100000... is the set {1},
101000... is the set {1,3},
111111... is the set of all integers, and
010101... is the set of even numbers.

EDIT:

You produced a particular correlation between subsets and <0,1> form.

The <0,1> is general exactly because it is not based on any particular correlation between <0,1> form and the internal structure of some subset, because subsets are not considered at all, and all we care is the size of the considered collections.

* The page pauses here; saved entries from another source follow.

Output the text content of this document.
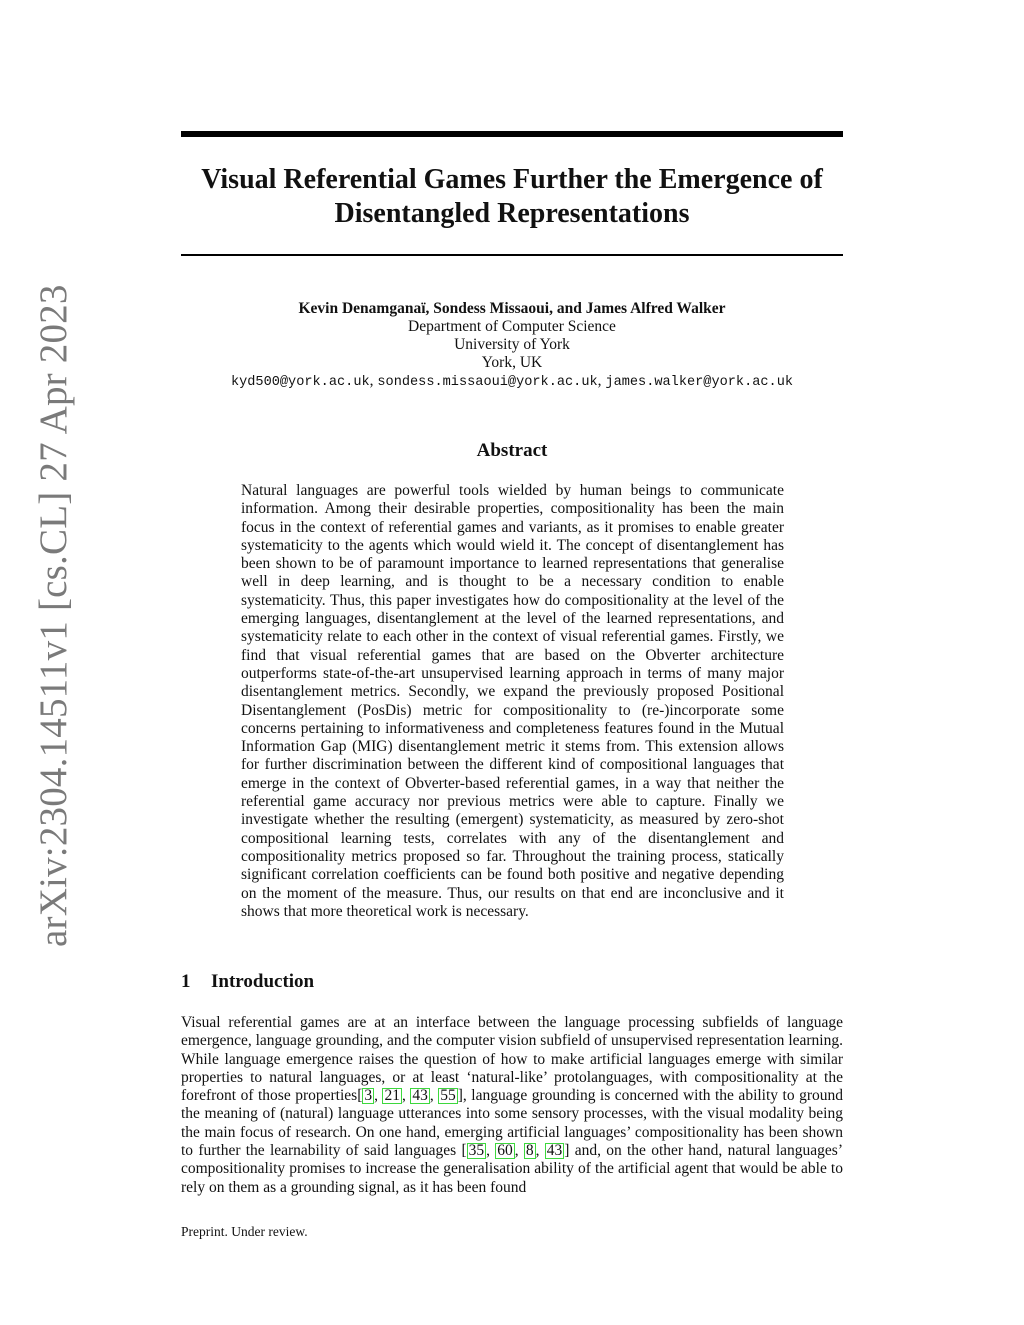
arXiv:2304.14511v1 [cs.CL] 27 Apr 2023
Visual Referential Games Further the Emergence of Disentangled Representations
Kevin Denamganaï, Sondess Missaoui, and James Alfred Walker
Department of Computer Science
University of York
York, UK
kyd500@york.ac.uk, sondess.missaoui@york.ac.uk, james.walker@york.ac.uk
Abstract
Natural languages are powerful tools wielded by human beings to communicate information. Among their desirable properties, compositionality has been the main focus in the context of referential games and variants, as it promises to enable greater systematicity to the agents which would wield it. The concept of disentanglement has been shown to be of paramount importance to learned representations that generalise well in deep learning, and is thought to be a necessary condition to enable systematicity. Thus, this paper investigates how do compositionality at the level of the emerging languages, disentanglement at the level of the learned representations, and systematicity relate to each other in the context of visual referential games. Firstly, we find that visual referential games that are based on the Obverter architecture outperforms state-of-the-art unsupervised learning approach in terms of many major disentanglement metrics. Secondly, we expand the previously proposed Positional Disentanglement (PosDis) metric for compositionality to (re-)incorporate some concerns pertaining to informativeness and completeness features found in the Mutual Information Gap (MIG) disentanglement metric it stems from. This extension allows for further discrimination between the different kind of compositional languages that emerge in the context of Obverter-based referential games, in a way that neither the referential game accuracy nor previous metrics were able to capture. Finally we investigate whether the resulting (emergent) systematicity, as measured by zero-shot compositional learning tests, correlates with any of the disentanglement and compositionality metrics proposed so far. Throughout the training process, statically significant correlation coefficients can be found both positive and negative depending on the moment of the measure. Thus, our results on that end are inconclusive and it shows that more theoretical work is necessary.
1 Introduction
Visual referential games are at an interface between the language processing subfields of language emergence, language grounding, and the computer vision subfield of unsupervised representation learning. While language emergence raises the question of how to make artificial languages emerge with similar properties to natural languages, or at least ‘natural-like’ protolanguages, with compositionality at the forefront of those properties[ 3 , 21 , 43 , 55 ], language grounding is concerned with the ability to ground the meaning of (natural) language utterances into some sensory processes, with the visual modality being the main focus of research. On one hand, emerging artificial languages’ compositionality has been shown to further the learnability of said languages [ 35 , 60 , 8 , 43 ] and, on the other hand, natural languages’ compositionality promises to increase the generalisation ability of the artificial agent that would be able to rely on them as a grounding signal, as it has been found
Preprint. Under review.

Since subsets are not considered at all, the members of some S set are actually a partial case of the members of P(S), for example:

The members of P(S) are:
{
00,
01,
10,
11
}
and the members of S are partial collections of any possible 2 distinct members that have a common <0,1> form with P(S) distinct members, for example:

S =
{
10,
11
}
or
{
00,
10
}


etc ... , where given any S version of 2 members , there is a diagonal object that is based on <0,1> form ( which is common for both S an P(S) ) that is not in the range of S, but it is in the range of P(S).

But also P(S) is a set that has a common <0,1> form with P(P(S)), for example:

0 1 0 1
0 0 1 1
-------
0 0 0 0
1 0 0 0
0 1 0 0
1 1 0 0
0 0 1 0
1 0 1 0
0 1 1 0
1 1 1 0
0 0 0 1
1 0 0 1
0 1 0 1
1 1 0 1
0 0 1 1
1 0 1 1
0 1 1 1
1 1 1 1

and in this case some 4 P(S) objects ( which are partial case of P(P(S)) ) are:

P(S)=
{
0 1 1 0,
1 1 1 0,
0 0 0 1,
1 0 0 1
}
or
{
0 1 0 0,
0 0 1 1,
1 1 1 1,
0 0 1 0
}

etc ... , where given any P(S) version of 4 members , there is a diagonal object that is based on <0,1> form ( which is common for both P(S) and P(P(S)) ) that is not in the range of P(S), but it is in the range of P(P(S)).

jsfisher said:
Really? Please demonstrate how your 0/1 string notation would represent, oh, how about the power set of the set of integers? Or maybe the set of reals along the interval, [0,1]?

The same reasoning works also if S has an infinite size, as follows:

S=
{
.0 1 1 0 ...,
.1 1 1 0 ...,
.0 0 0 1 ...,
.1 0 0 1 ...,
...
}
or
{
.0 1 0 0 ...,
.0 0 1 1 ...,
.1 1 1 1 ...,
.0 0 1 0 ...,
...
}

etc ... are partial cases of P(S) where the diagonal member is not in the range of any S version ( although both S and P(S) have a common <0,1> form ).

By using <0,1> as a common form for both sets and powersets (finite or not), we discover that the ZFC axiom of powerset is actually a "Trojan horse" , which defines some object of ZFC that have the properties of a given set (it obeys the construction rules of the given framework) but it is not in the range of the given set (but can't be proved within this framework), exactly as Godel's first incompleteness theorem demonstrates.